Whenever the US dollar strengthens, it tends to sell at a higher price against weaker currencies. This often will lead to a jump in property prices. Thus, if a foreigner wants to buy a home in the United States, they most likely will have to spend more of their local currency to conduct the purchase in USD.

Because of this, potential foreign investors in the US real estate market are recommended to keep a close watch on the Forex markets. They should wait it out until their own currency strengthens sufficiently against the USD. This is the best time to make a home purchase in the United States because you will have to use less of your home currency to execute the purchase in USD. The strength of a foreign investor’s home currency in relation to the dollar determines the price of the property they want to buy in the US.
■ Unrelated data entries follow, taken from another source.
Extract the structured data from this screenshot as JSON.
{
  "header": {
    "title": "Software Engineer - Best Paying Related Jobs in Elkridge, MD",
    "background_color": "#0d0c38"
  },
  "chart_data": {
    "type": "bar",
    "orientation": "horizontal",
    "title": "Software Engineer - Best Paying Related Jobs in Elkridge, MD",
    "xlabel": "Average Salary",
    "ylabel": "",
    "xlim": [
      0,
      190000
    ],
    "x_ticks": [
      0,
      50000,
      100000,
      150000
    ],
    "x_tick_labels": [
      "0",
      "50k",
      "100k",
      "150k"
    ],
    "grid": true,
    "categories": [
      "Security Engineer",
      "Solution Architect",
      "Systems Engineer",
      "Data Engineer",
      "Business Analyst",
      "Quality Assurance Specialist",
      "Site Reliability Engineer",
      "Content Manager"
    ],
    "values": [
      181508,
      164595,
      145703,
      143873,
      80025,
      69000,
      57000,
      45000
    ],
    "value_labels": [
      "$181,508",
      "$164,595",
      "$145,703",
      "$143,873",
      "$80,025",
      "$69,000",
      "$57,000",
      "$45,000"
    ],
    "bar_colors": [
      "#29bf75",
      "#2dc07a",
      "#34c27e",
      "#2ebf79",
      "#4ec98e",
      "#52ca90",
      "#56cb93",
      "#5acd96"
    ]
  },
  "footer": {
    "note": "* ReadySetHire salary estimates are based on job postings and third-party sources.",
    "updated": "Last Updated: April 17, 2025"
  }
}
The Effect of a Slowing Property Market on the Currency

Since it affects currencies, the housing market data is used for fundamental analysis. A significant decline in home sales in the US can result in what is known as a balance-sheet recession. The latter may have a pronounced negative effect on the local economy. This phenomenon is observed whenever there are significant debts in the private sector and people are forced to save money rather than spend or invest it.

A snowball effect is at hand since this decreased level of spending can cause a slowdown in the country’s rates of economic growth. It makes sense that a balance-sheet recession would also negatively affect the exchange prices of the USD on the Forex markets. The value of the USD will drop against the prices of foreign currencies.

Here is an example of how this works. The United States enters a household balance-sheet recession, which leads to the dollar’s depreciation against the EUR. If a hypothetical US investor is looking to buy EUR with USD, they will have to spend more of their home currency for the purchase. The same goes if a US citizen wants to invest in a housing property in Europe while their own country is amid a recession.

They will need more USD to pay the foreign property’s price in EUR. All of this occurs because the economy is not as prosperous during a recession and is, therefore, less attractive to foreign exchange investors. In turn, this would lead to less demand for the country’s domestic currency on the Forex markets.